L'héritage d'un réformateur et d'un éducateur

Au-delà de la toile, Fillol Granell fut un pilier de la communauté artistique valencienne, contribuant de manière significative au développement institutionnel de l'art dans sa patrie. Ses voyages, soutenus par une bourse du Conseil Provincial en 1903, lui ont permis d'étudier les grands maîtres de France et d'Italie, enrichissant sa palette technique d'influences internationales. À son retour, il s'est consacré à la génération suivante d'artistes, occupant le poste de professeur à San Carlos, où il a défendu de nombreuses réments éducatifs qui ont modernisé le programme.

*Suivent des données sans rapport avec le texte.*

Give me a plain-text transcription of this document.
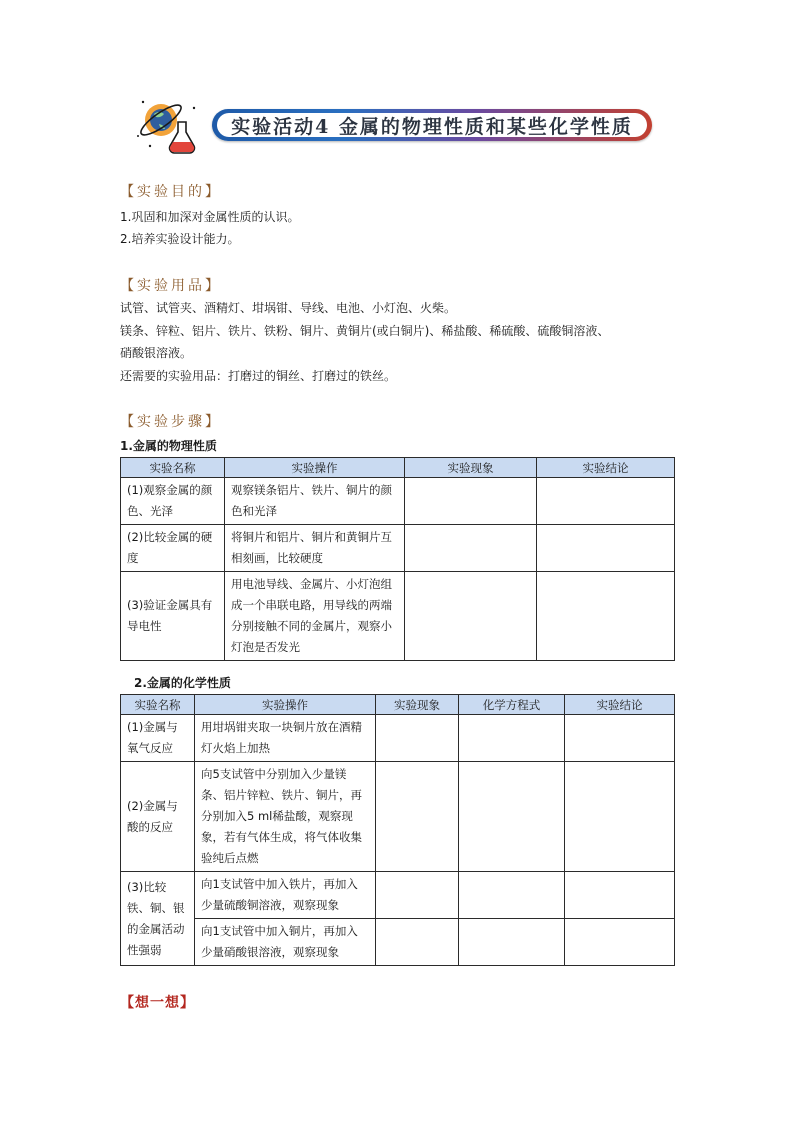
实验活动4 金属的物理性质和某些化学性质
【实验目的】
1.巩固和加深对金属性质的认识。
2.培养实验设计能力。
【实验用品】
试管、试管夹、酒精灯、坩埚钳、导线、电池、小灯泡、火柴。
镁条、锌粒、铝片、铁片、铁粉、铜片、黄铜片(或白铜片)、稀盐酸、稀硫酸、硫酸铜溶液、
硝酸银溶液。
还需要的实验用品：打磨过的铜丝、打磨过的铁丝。
【实验步骤】
1.金属的物理性质
实验名称	实验操作	实验现象	实验结论
(1)观察金属的颜色、光泽	观察镁条铝片、铁片、铜片的颜色和光泽		
(2)比较金属的硬度	将铜片和铝片、铜片和黄铜片互相刻画，比较硬度		
(3)验证金属具有导电性	用电池导线、金属片、小灯泡组成一个串联电路，用导线的两端分别接触不同的金属片，观察小灯泡是否发光		
2.金属的化学性质
实验名称	实验操作	实验现象	化学方程式	实验结论
(1)金属与氧气反应	用坩埚钳夹取一块铜片放在酒精灯火焰上加热			
(2)金属与酸的反应	向5支试管中分别加入少量镁条、铝片锌粒、铁片、铜片，再分别加入5 ml稀盐酸，观察现象，若有气体生成，将气体收集验纯后点燃			
(3)比较铁、铜、银的金属活动性强弱	向1支试管中加入铁片，再加入少量硫酸铜溶液，观察现象			
	向1支试管中加入铜片，再加入少量硝酸银溶液，观察现象			
【想一想】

Son leadership s'est étendu au cœur administratif de la scène artistique locale, en servant de président du Círculo de Bellas Artes de Valencia. En cette qualité, il a travaillé aux côtés de luminaires tels que Joaquín Sorolla et a aidé à établir l'Exposition Régionale des Beaux-Arts en 1908, apportant une aide vitale aux artistes locaux et favorisant un environnement structuré pour la croissance créative. Même en tant que critique d'art pour le journal de Blasco Ibáñez, El Radical Diario Republicano, il est resté un défenseur vocal de l'intégrité artistique et de la pertinence sociale. Lorsqu'il s'est éteint à Castellnovo à l'âge de soixante ans, il a laissé derrière lui un héritage qui portait autant sur son courage face à la censure que sur sa maîtrise du style réaliste social.